И все же, как ни замысловато и потайно было построено управление государством, довольно скоро Дмитрий проник в его суть и понял — на самом-то деле всеми, всеми делами в Орде единоправно и с дотошностью старой, усердной ключницы владеет и распоряжается один человек: Гийас ад-дин Мухаммад Узбек. В его руках сосредоточилась даже не власть, но власть над властью. И даже когда сама власть, как всякая власть, обременялась грехами, он, стоявший над властью, оставался непогрешим. Не обнаруживая ни истинного лица, ни намерений во всем, а наипаче во внезапной жестокости, был хан непредсказуем, а потому и непостижим — и одним уж этим велик. Более всего трепещут люди необъяснимого, оттого с такой безоглядностью готовы поверить, как в нечто действительно высшее, в то, что не умеют себе объяснить. Знал Узбек: лишь страх да та слепая, безглазая вера в божественную, высшую суть правителя надежней всего крепят власть.

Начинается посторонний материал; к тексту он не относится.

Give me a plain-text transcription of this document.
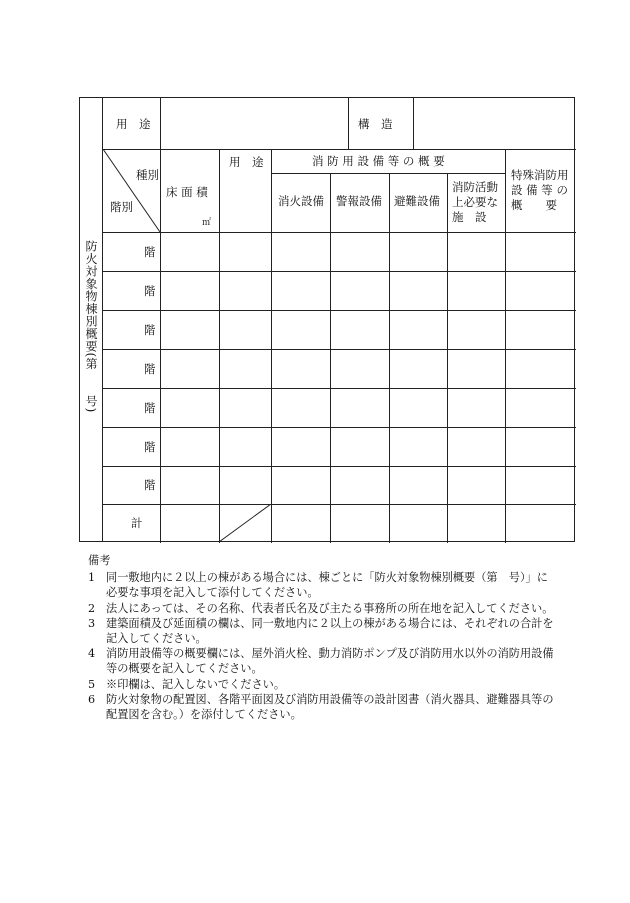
防火対象物棟別概要(第　　号)
用　途	構　造
種別
階別
床 面 積
㎡
用　途	消 防 用 設 備 等 の 概 要
消火設備 警報設備 避難設備
消防活動上必要な施　設
特殊消防用設 備 等 の概　　要
階
階
階
階
階
階
階
計
備考
1 同一敷地内に２以上の棟がある場合には、棟ごとに「防火対象物棟別概要（第　号）」に必要な事項を記入して添付してください。
2 法人にあっては、その名称、代表者氏名及び主たる事務所の所在地を記入してください。
3 建築面積及び延面積の欄は、同一敷地内に２以上の棟がある場合には、それぞれの合計を記入してください。
4 消防用設備等の概要欄には、屋外消火栓、動力消防ポンプ及び消防用水以外の消防用設備等の概要を記入してください。
5 ※印欄は、記入しないでください。
6 防火対象物の配置図、各階平面図及び消防用設備等の設計図書（消火器具、避難器具等の配置図を含む。）を添付してください。
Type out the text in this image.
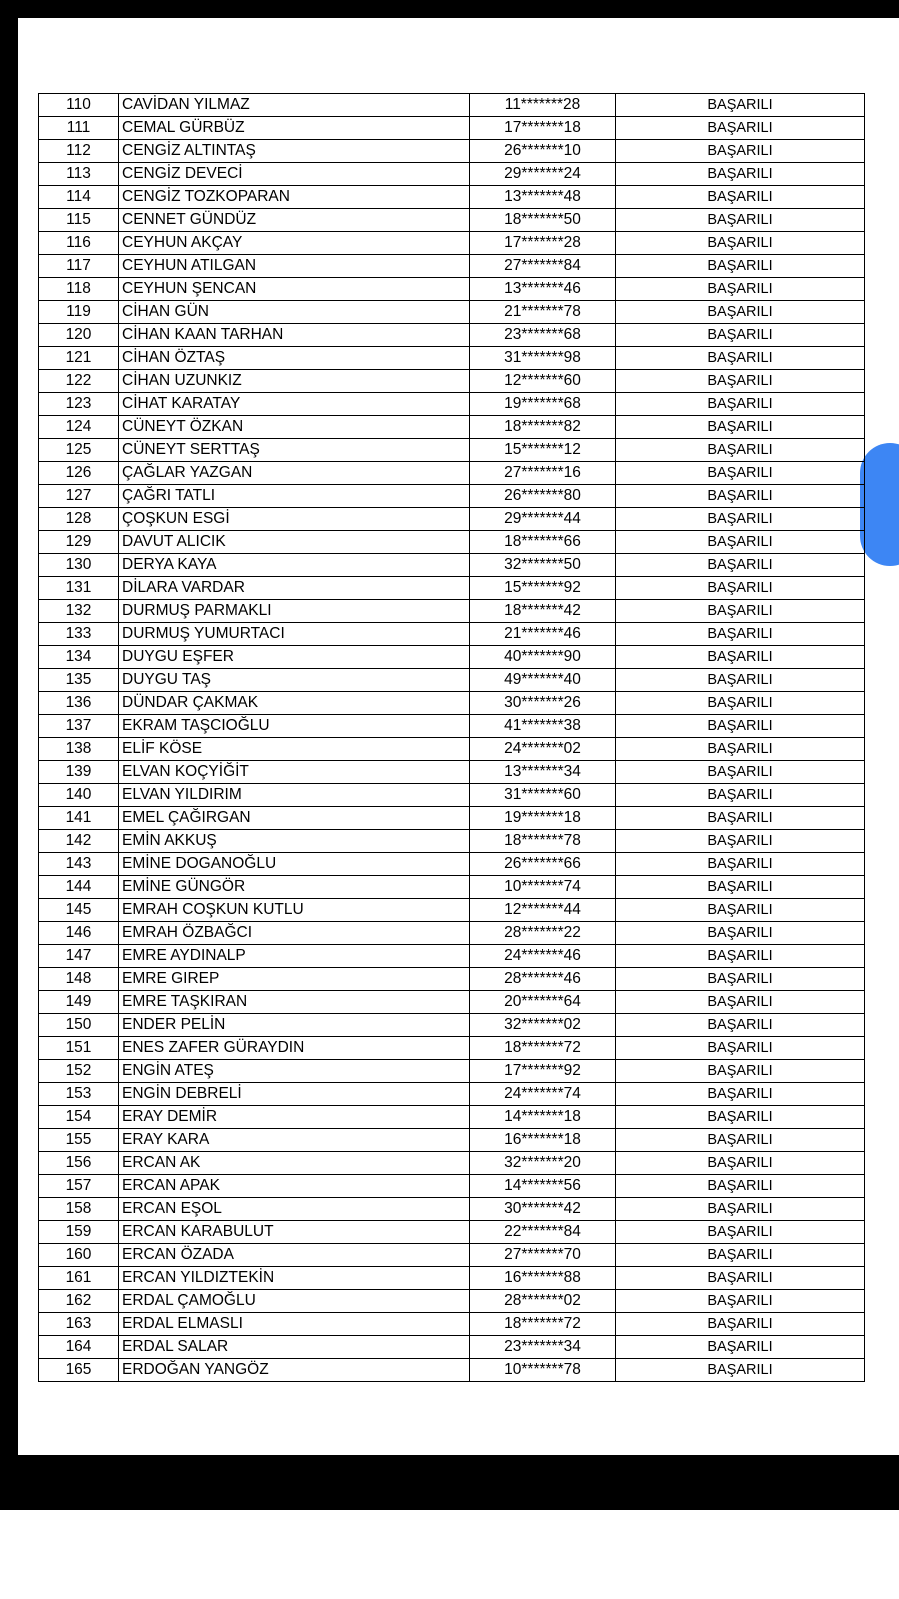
110	CAVİDAN YILMAZ	11*******28	BAŞARILI
111	CEMAL GÜRBÜZ	17*******18	BAŞARILI
112	CENGİZ ALTINTAŞ	26*******10	BAŞARILI
113	CENGİZ DEVECİ	29*******24	BAŞARILI
114	CENGİZ TOZKOPARAN	13*******48	BAŞARILI
115	CENNET GÜNDÜZ	18*******50	BAŞARILI
116	CEYHUN AKÇAY	17*******28	BAŞARILI
117	CEYHUN ATILGAN	27*******84	BAŞARILI
118	CEYHUN ŞENCAN	13*******46	BAŞARILI
119	CİHAN GÜN	21*******78	BAŞARILI
120	CİHAN KAAN TARHAN	23*******68	BAŞARILI
121	CİHAN ÖZTAŞ	31*******98	BAŞARILI
122	CİHAN UZUNKIZ	12*******60	BAŞARILI
123	CİHAT KARATAY	19*******68	BAŞARILI
124	CÜNEYT ÖZKAN	18*******82	BAŞARILI
125	CÜNEYT SERTTAŞ	15*******12	BAŞARILI
126	ÇAĞLAR YAZGAN	27*******16	BAŞARILI
127	ÇAĞRI TATLI	26*******80	BAŞARILI
128	ÇOŞKUN ESGİ	29*******44	BAŞARILI
129	DAVUT ALICIK	18*******66	BAŞARILI
130	DERYA KAYA	32*******50	BAŞARILI
131	DİLARA VARDAR	15*******92	BAŞARILI
132	DURMUŞ PARMAKLI	18*******42	BAŞARILI
133	DURMUŞ YUMURTACI	21*******46	BAŞARILI
134	DUYGU EŞFER	40*******90	BAŞARILI
135	DUYGU TAŞ	49*******40	BAŞARILI
136	DÜNDAR ÇAKMAK	30*******26	BAŞARILI
137	EKRAM TAŞCIOĞLU	41*******38	BAŞARILI
138	ELİF KÖSE	24*******02	BAŞARILI
139	ELVAN KOÇYİĞİT	13*******34	BAŞARILI
140	ELVAN YILDIRIM	31*******60	BAŞARILI
141	EMEL ÇAĞIRGAN	19*******18	BAŞARILI
142	EMİN AKKUŞ	18*******78	BAŞARILI
143	EMİNE DOGANOĞLU	26*******66	BAŞARILI
144	EMİNE GÜNGÖR	10*******74	BAŞARILI
145	EMRAH COŞKUN KUTLU	12*******44	BAŞARILI
146	EMRAH ÖZBAĞCI	28*******22	BAŞARILI
147	EMRE AYDINALP	24*******46	BAŞARILI
148	EMRE GIREP	28*******46	BAŞARILI
149	EMRE TAŞKIRAN	20*******64	BAŞARILI
150	ENDER PELİN	32*******02	BAŞARILI
151	ENES ZAFER GÜRAYDIN	18*******72	BAŞARILI
152	ENGİN ATEŞ	17*******92	BAŞARILI
153	ENGİN DEBRELİ	24*******74	BAŞARILI
154	ERAY DEMİR	14*******18	BAŞARILI
155	ERAY KARA	16*******18	BAŞARILI
156	ERCAN AK	32*******20	BAŞARILI
157	ERCAN APAK	14*******56	BAŞARILI
158	ERCAN EŞOL	30*******42	BAŞARILI
159	ERCAN KARABULUT	22*******84	BAŞARILI
160	ERCAN ÖZADA	27*******70	BAŞARILI
161	ERCAN YILDIZTEKİN	16*******88	BAŞARILI
162	ERDAL ÇAMOĞLU	28*******02	BAŞARILI
163	ERDAL ELMASLI	18*******72	BAŞARILI
164	ERDAL SALAR	23*******34	BAŞARILI
165	ERDOĞAN YANGÖZ	10*******78	BAŞARILI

Не бескрайними ордынскими землями, коих он никогда не видел, жаждал править Узбек — хотя и правил, конечно; не бесчисленной тьмой верноподданных, коих он презирал, мечтал распоряжаться — хотя и распоряжался, конечно; иные грозные, могучие и трепетные, как живое сердце в руке, стихии влекли Узбека: людской страх и людская вера. Но и они, волей Аллаха, кажется, уже были подвластны ему.